Hetero-Romantik und andere Spielarten der Liebe
Amüsieren Sie sich gut. Blicken Sie bloß nicht vor dem Besuch der Aufführung ins Programmheft. Dort berichtet die Dramaturgin Hannah Saar von einem angeblichen Selbstversuch mit der sogenannten romantischen Liebe. Sie habe (immerhin!) wie nahezu alle Menschen die „angelernte Sehnsucht nach dieser einen Person, die alles für einen ist“, gehabt. Hatten Sie die nicht auch mal? Empfanden Sie die als angelernt? Dass diese Sehnsucht dem menschlichen Wesen immanent ist, glaubt Frau Saar nicht und erzählt von ihrem Versuch, sie in Einklang zu bringen mit dem (Original-Zitat!) „Wissen, dass die romantische Liebe ein im patriarchalischen Kapitalismus gewachsenes Konstrukt ist, das auf Geschlechterungerechtigkeit basiert“. Ja klar, wahrscheinlich hat Bill Gates sie mit ‘nem Chip in unsere Herzen implantiert…
Da haben wir es also wieder, dieses Verkopfte, das zur Zeit so viele Inszenierungen am Dortmunder Schauspiel in ihrer Wirkungskraft einschränkt, dieses tiefe, freudlose Misstrauen in den Menschen, der die Mehrheitsgesellschaft repräsentiert. Also heterosexuell und weiß ist. Und mehrheitlich eine zunehmende Diversität unserer Gesellschaft begrüßt, weil sie bereichernd ist für unser aller Leben. Azeret Koua kennt dieses Misstrauen, teilt es vielleicht sogar in vielerlei Hinsicht, aber verkopft ist ihre Inszenierung von Sartres Das Spiel ist aus nicht. Ihr gelingt eine wunderbare, leichthändige, unterhaltsame Arbeit, bei der Sie sich gut amüsieren können. Und trotzdem ausreichend Gelegenheit zum Nachdenken und zur Überprüfung Ihrer Standpunkte erhalten.

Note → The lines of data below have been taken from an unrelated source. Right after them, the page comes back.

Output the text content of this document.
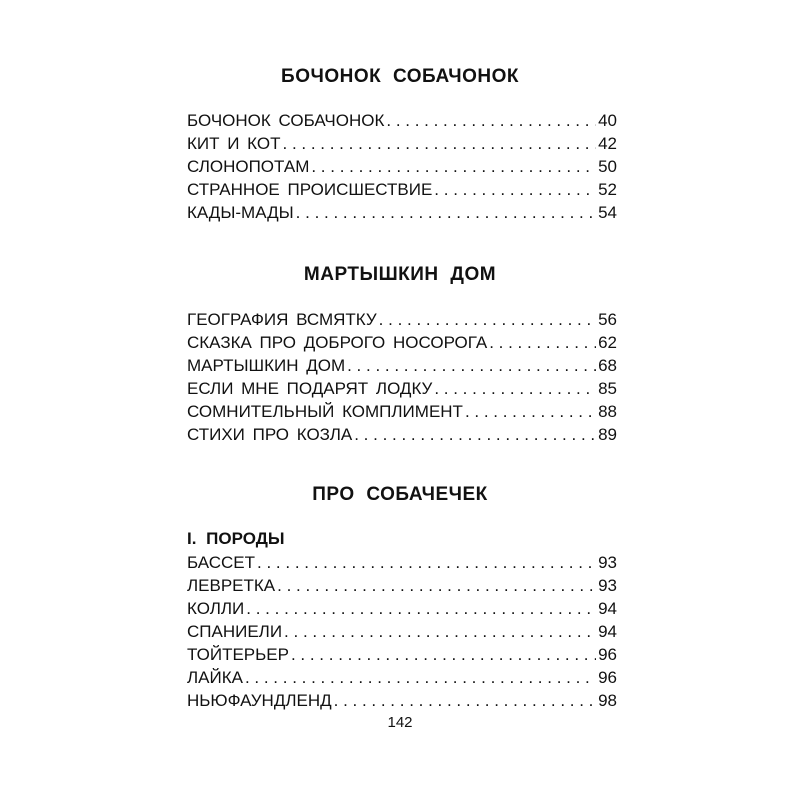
БОЧОНОК СОБАЧОНОК
БОЧОНОК СОБАЧОНОК . . .	40
КИТ И КОТ . . .	42
СЛОНОПОТАМ . . .	50
СТРАННОЕ ПРОИСШЕСТВИЕ . . .	52
КАДЫ-МАДЫ . . .	54
МАРТЫШКИН ДОМ
ГЕОГРАФИЯ ВСМЯТКУ . . .	56
СКАЗКА ПРО ДОБРОГО НОСОРОГА . . .	62
МАРТЫШКИН ДОМ . . .	68
ЕСЛИ МНЕ ПОДАРЯТ ЛОДКУ . . .	85
СОМНИТЕЛЬНЫЙ КОМПЛИМЕНТ . . .	88
СТИХИ ПРО КОЗЛА . . .	89
ПРО СОБАЧЕЧЕК
I. ПОРОДЫ
БАССЕТ . . .	93
ЛЕВРЕТКА . . .	93
КОЛЛИ . . .	94
СПАНИЕЛИ . . .	94
ТОЙТЕРЬЕР . . .	96
ЛАЙКА . . .	96
НЬЮФАУНДЛЕНД . . .	98
142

Sartres Text ist kein Theaterstück, sondern ein Drehbuch. Es wurde im Jahre 1947 von Jean Delannoy verfilmt. Eve, Gattin des Milizsekretärs André Charlier, und Pierre, Gründer der antifaschistischen „Liga“, einer Untergrundorganisation, die das Regime, dem André angehört, bekämpft, werden zur gleichen Zeit an unterschiedlichen Orten ermordet – Pierre von einem Spitzel des Regimes und die reiche Milizsekretärinnen-Gattin Eve von ihrem Mann, der es mutmaßlich auf das Geld der Familie abgesehen hat und sich nun an ihre Schwester Lucette heranmacht. Etwas orientierungslos treffen sich die beiden Todesopfer am Eingang zum Totenreich, wo sie gleich eine, sagen wir: intensive Zuneigung zueinander fassen. Tatsächlich stellt sich heraus, dass es ein Fehler im Räderwerk des Schicksals war, dass sie starben, bevor sie einander kennengelernt hatten. Denn eigentlich waren die beiden füreinander bestimmt. Und so erhalten sie von den Verwaltern des Totenreichs die Chance auf einen Neuanfang unter den Lebenden - vorausgesetzt, sie verlieben sich innerhalb von vierundzwanzig Stunden und vertrauen einander trotz aller eventuell auftretender Störfaktoren. Die (Ex-) Ehefrau eines Vertreters der nationalistischen Diktatur und der Gründer der das Regime bekämpfenden Untergrundorganisation - kann das gutgehen?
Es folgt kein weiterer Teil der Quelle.